Let $$\mathscr C\equiv\{E\subseteq\mathbb R\,|\,E\text{ is countable or }E^c\text{ is countable}\}.$$ It is not difficult to check that $\mathscr C$ is a $\sigma$-algebra on $\mathbb R$. Let $\mathscr S$ denote the $\sigma$-algebra generated by singletons.

$\textbf{Proposition:}\phantom{---}$$\mathscr C=\mathscr S$.

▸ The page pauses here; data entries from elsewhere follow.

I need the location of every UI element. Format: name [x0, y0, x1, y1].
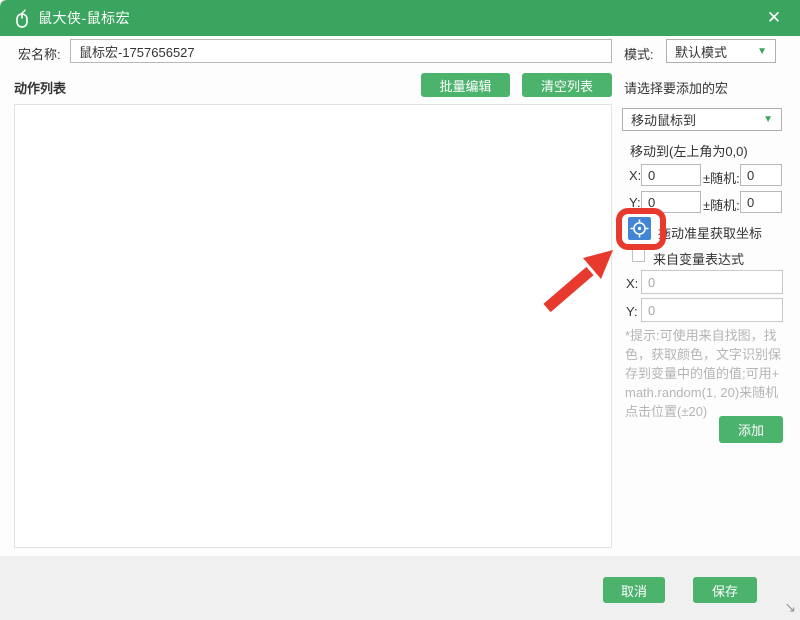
- select-macro-label: 请选择要添加的宏: [624, 78, 728, 97]
- x-input[interactable]: [641, 164, 701, 186]
- y-label: Y:: [629, 195, 641, 210]
- macro-type-select[interactable]: 移动鼠标到 ▼: [622, 108, 782, 131]
- footer-bar: ↘: [0, 556, 800, 620]
- batch-edit-button[interactable]: 批量编辑: [421, 73, 510, 97]
- mode-select-value: 默认模式: [675, 42, 727, 61]
- chevron-down-icon: ▼: [763, 114, 773, 125]
- mouse-app-icon: [12, 8, 32, 28]
- x-random-input[interactable]: [740, 164, 782, 186]
- close-icon[interactable]: ✕: [762, 7, 786, 29]
- resize-grip-icon[interactable]: ↘: [784, 599, 796, 616]
- add-button[interactable]: 添加: [719, 416, 783, 443]
- mode-select[interactable]: 默认模式 ▼: [666, 39, 776, 63]
- move-to-label: 移动到(左上角为0,0): [630, 141, 748, 160]
- x-label: X:: [629, 168, 641, 183]
- var-x-input[interactable]: [641, 270, 783, 294]
- title-bar: 鼠大侠-鼠标宏 ✕: [0, 0, 800, 36]
- hint-text: *提示:可使用来自找图，找色，获取颜色，文字识别保存到变量中的值的值;可用+ma…: [625, 326, 787, 421]
- window-title: 鼠大侠-鼠标宏: [38, 8, 130, 28]
- macro-dialog-window: 鼠大侠-鼠标宏 ✕ 宏名称: 模式: 默认模式 ▼ 动作列表 批量编辑 清空列表…: [0, 0, 800, 620]
- action-list-label: 动作列表: [14, 78, 66, 97]
- action-list-panel[interactable]: [14, 104, 612, 548]
- variable-expression-label: 来自变量表达式: [653, 249, 744, 268]
- variable-expression-checkbox[interactable]: [632, 249, 645, 262]
- macro-name-input[interactable]: [70, 39, 612, 63]
- chevron-down-icon: ▼: [757, 46, 767, 57]
- mode-label: 模式:: [624, 44, 654, 63]
- y-input[interactable]: [641, 191, 701, 213]
- save-button[interactable]: 保存: [693, 577, 757, 603]
- var-y-input[interactable]: [641, 298, 783, 322]
- macro-name-label: 宏名称:: [18, 44, 61, 63]
- var-x-label: X:: [626, 276, 638, 291]
- macro-type-value: 移动鼠标到: [631, 110, 696, 129]
- clear-list-button[interactable]: 清空列表: [522, 73, 612, 97]
- drag-crosshair-label: 拖动准星获取坐标: [658, 223, 762, 242]
- var-y-label: Y:: [626, 304, 638, 319]
- y-random-label: ±随机:: [703, 195, 740, 214]
- y-random-input[interactable]: [740, 191, 782, 213]
- cancel-button[interactable]: 取消: [603, 577, 665, 603]
- crosshair-drag-icon[interactable]: [628, 217, 651, 240]
- x-random-label: ±随机:: [703, 168, 740, 187]
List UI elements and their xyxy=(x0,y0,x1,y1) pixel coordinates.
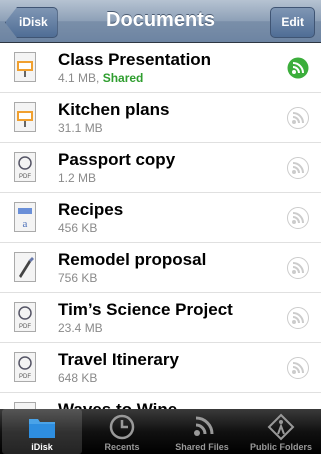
text-document-icon: a xyxy=(14,202,36,232)
file-meta: 4.1 MB, Shared xyxy=(58,71,144,85)
list-item[interactable]: Remodel proposal 756 KB xyxy=(0,243,321,293)
tab-public-folders[interactable]: Public Folders xyxy=(241,409,321,454)
tab-bar: iDisk Recents Shared Files Public Folder… xyxy=(0,409,321,454)
navigation-bar: iDisk Documents Edit xyxy=(0,0,321,43)
file-name: Class Presentation xyxy=(58,50,212,69)
file-name: Waves to Wine xyxy=(58,400,177,409)
file-name: Tim’s Science Project xyxy=(58,300,233,319)
tab-recents[interactable]: Recents xyxy=(82,409,162,454)
clock-icon xyxy=(109,414,135,440)
list-item[interactable]: Class Presentation 4.1 MB, Shared xyxy=(0,43,321,93)
pdf-icon xyxy=(14,402,36,409)
file-size: 456 KB xyxy=(58,221,98,235)
share-icon[interactable] xyxy=(287,257,309,279)
list-item[interactable]: a Recipes 456 KB xyxy=(0,193,321,243)
share-icon[interactable] xyxy=(287,357,309,379)
share-active-icon[interactable] xyxy=(287,57,309,79)
svg-text:a: a xyxy=(23,218,28,230)
file-name: Recipes xyxy=(58,200,124,219)
keynote-icon xyxy=(14,52,36,82)
person-icon xyxy=(267,413,295,441)
list-item[interactable]: PDF Tim’s Science Project 23.4 MB xyxy=(0,293,321,343)
pdf-icon: PDF xyxy=(14,302,36,332)
list-item[interactable]: PDF Passport copy 1.2 MB xyxy=(0,143,321,193)
keynote-icon xyxy=(14,102,36,132)
file-size: 756 KB xyxy=(58,271,98,285)
tab-shared-files[interactable]: Shared Files xyxy=(162,409,242,454)
share-icon[interactable] xyxy=(287,207,309,229)
file-size: 648 KB xyxy=(58,371,98,385)
tab-label: Public Folders xyxy=(249,442,312,452)
pdf-icon: PDF xyxy=(14,352,36,382)
file-size: 4.1 MB xyxy=(58,71,97,85)
svg-text:PDF: PDF xyxy=(19,374,31,380)
folder-icon xyxy=(29,419,55,438)
edit-button[interactable]: Edit xyxy=(270,7,315,38)
file-name: Kitchen plans xyxy=(58,100,170,119)
svg-text:PDF: PDF xyxy=(19,324,31,330)
tab-idisk[interactable]: iDisk xyxy=(2,409,82,454)
share-icon[interactable] xyxy=(287,157,309,179)
list-item[interactable]: PDF Travel Itinerary 648 KB xyxy=(0,343,321,393)
document-list: Class Presentation 4.1 MB, Shared Kitche… xyxy=(0,43,321,409)
file-name: Remodel proposal xyxy=(58,250,207,269)
list-item[interactable]: Kitchen plans 31.1 MB xyxy=(0,93,321,143)
file-name: Passport copy xyxy=(58,150,176,169)
pages-icon xyxy=(14,252,36,282)
list-item[interactable]: Waves to Wine xyxy=(0,393,321,409)
file-size: 31.1 MB xyxy=(58,121,103,135)
file-name: Travel Itinerary xyxy=(58,350,179,369)
share-icon[interactable] xyxy=(287,307,309,329)
file-size: 23.4 MB xyxy=(58,321,103,335)
tab-label: Recents xyxy=(104,442,140,452)
shared-status: Shared xyxy=(102,71,144,85)
tab-label: iDisk xyxy=(31,442,53,452)
tab-label: Shared Files xyxy=(175,442,229,452)
pdf-icon: PDF xyxy=(14,152,36,182)
broadcast-icon xyxy=(194,416,214,436)
share-icon[interactable] xyxy=(287,107,309,129)
file-size: 1.2 MB xyxy=(58,171,97,185)
svg-text:PDF: PDF xyxy=(19,174,31,180)
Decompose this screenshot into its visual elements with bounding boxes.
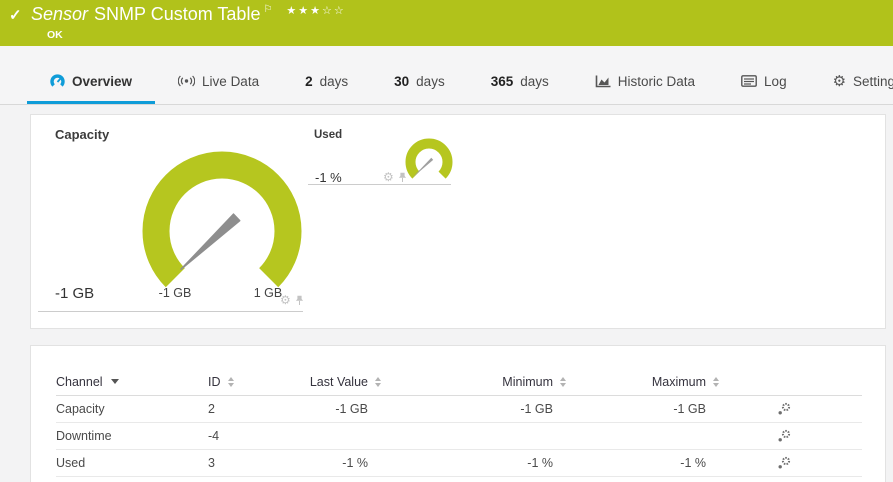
maximum-value: -1 GB (673, 402, 706, 416)
column-header-last-value[interactable]: Last Value (303, 375, 381, 389)
gauge-current-value: -1 % (315, 170, 342, 185)
priority-stars[interactable]: ★★★☆☆ (286, 5, 345, 17)
channel-settings-icon[interactable] (777, 429, 791, 443)
channel-id: 3 (208, 456, 215, 470)
pin-icon[interactable] (398, 172, 407, 183)
column-label: Channel (56, 374, 103, 389)
tab-log[interactable]: Log (718, 61, 810, 104)
widget-gear-icon[interactable]: ⚙ (280, 294, 291, 306)
table-row-used[interactable]: Used 3 -1 % -1 % -1 % (56, 450, 862, 477)
tab-label: days (416, 73, 445, 89)
tab-settings[interactable]: ⚙ Settings (810, 61, 893, 104)
title-prefix: Sensor (31, 4, 89, 24)
tab-number: 30 (394, 73, 410, 89)
gauge-title-used: Used (314, 129, 343, 141)
widget-divider (308, 184, 451, 185)
minimum-value: -1 % (527, 456, 553, 470)
last-value: -1 GB (335, 402, 368, 416)
tab-label: Historic Data (617, 73, 696, 89)
sort-icon (227, 376, 234, 387)
column-header-channel[interactable]: Channel (56, 375, 208, 389)
gauge-icon (50, 73, 65, 87)
column-header-minimum[interactable]: Minimum (381, 375, 566, 389)
sensor-name: SNMP Custom Table (94, 4, 261, 24)
minimum-value: -1 GB (520, 402, 553, 416)
flag-icon[interactable]: ⚐ (263, 4, 272, 15)
tab-number: 365 (490, 73, 514, 89)
table-row-capacity[interactable]: Capacity 2 -1 GB -1 GB -1 GB (56, 396, 862, 423)
widget-divider (38, 311, 303, 312)
live-data-icon (178, 75, 196, 87)
column-label: Maximum (651, 374, 706, 389)
tab-30-days[interactable]: 30 days (371, 61, 468, 104)
sort-descending-icon (110, 379, 119, 384)
column-header-id[interactable]: ID (208, 375, 303, 389)
capacity-gauge-chart (142, 151, 302, 288)
widget-actions: ⚙ (280, 294, 304, 306)
channel-name: Downtime (56, 429, 112, 443)
historic-chart-icon (595, 75, 611, 87)
channel-name: Capacity (56, 402, 105, 416)
gauge-needle (180, 213, 241, 270)
sort-icon (713, 376, 719, 387)
gauge-scale-min: -1 GB (158, 286, 192, 300)
tab-label: Log (764, 73, 787, 89)
status-badge: OK (47, 29, 63, 41)
channel-table: Channel ID Last Value Minimum Maximum Ca… (56, 368, 862, 477)
channel-name: Used (56, 456, 86, 470)
widget-actions: ⚙ (383, 171, 407, 183)
status-check-icon: ✓ (9, 7, 22, 24)
tab-label: days (319, 73, 349, 89)
tab-historic-data[interactable]: Historic Data (572, 61, 718, 104)
tab-overview[interactable]: Overview (27, 61, 156, 104)
channel-settings-icon[interactable] (777, 456, 791, 470)
tab-label: days (520, 73, 549, 89)
channel-id: -4 (208, 429, 220, 443)
tab-365-days[interactable]: 365 days (468, 61, 572, 104)
column-label: ID (208, 374, 221, 389)
settings-gear-icon: ⚙ (832, 72, 847, 90)
table-row-downtime[interactable]: Downtime -4 (56, 423, 862, 450)
overview-panel: Capacity -1 GB 1 GB -1 GB ⚙ Used -1 % ⚙ (30, 114, 886, 329)
log-icon (741, 75, 757, 87)
channel-table-panel: Channel ID Last Value Minimum Maximum Ca… (30, 345, 886, 482)
gauge-current-value: -1 GB (55, 285, 95, 302)
tab-2-days[interactable]: 2 days (282, 61, 371, 104)
last-value: -1 % (342, 456, 368, 470)
column-header-maximum[interactable]: Maximum (566, 375, 719, 389)
tab-label: Settings (853, 73, 893, 89)
tab-label: Overview (72, 73, 133, 89)
column-label: Last Value (309, 374, 368, 389)
column-label: Minimum (502, 374, 553, 389)
maximum-value: -1 % (680, 456, 706, 470)
tab-number: 2 (305, 73, 313, 89)
channel-id: 2 (208, 402, 215, 416)
widget-gear-icon[interactable]: ⚙ (383, 171, 394, 183)
pin-icon[interactable] (295, 295, 304, 306)
page-title: Sensor SNMP Custom Table ⚐ ★★★☆☆ (31, 4, 346, 25)
tab-label: Live Data (202, 73, 260, 89)
table-header-row: Channel ID Last Value Minimum Maximum (56, 368, 862, 396)
tab-live-data[interactable]: Live Data (155, 61, 282, 104)
channel-settings-icon[interactable] (777, 402, 791, 416)
gauge-title-capacity: Capacity (55, 127, 110, 142)
tab-bar: Overview Live Data 2 days 30 days 365 da… (0, 46, 893, 105)
sensor-status-header: ✓ Sensor SNMP Custom Table ⚐ ★★★☆☆ OK (0, 0, 893, 46)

$\textit{Proof:}\phantom{---}$ Clearly, $\{x\}\in\mathscr C$ for every $x\in\mathbb R$, so $\mathscr S\subseteq\mathscr C$, since $\mathscr C$ is a $\sigma$-algebra containing the singletons and $\mathscr S$ is, by definition, the smallest $\sigma$-algebra containing the singletons. Conversely, suppose that $E\in\mathscr C$. If $E$ is countable, then $E$ is a countable union of singletons. Therefore, $E\in\mathscr S$ (because $\mathscr S$ is $\sigma$-algebra containing the singletons). If $E^c$ is countable, then, by the same argument, $E^c\in\mathscr S$, from which it follows that $E\in\mathscr S$ (since $\sigma$-algebras are closed under complements). In conclusion, $\mathscr C\subseteq\mathscr S$. $\blacksquare$

Clearly, $(0,1)\notin\mathscr C=\mathscr S$, but $(0,1)\in\mathscr B_{\mathbb R}$. It follows that $\mathscr B_{\mathbb R}\neq\mathscr S$.

Solution 2:

Your proof for both parts is exactly correct as stated. There is no more formalization to be done. Just make sure to say that $( 0,1 )$ is uncountable.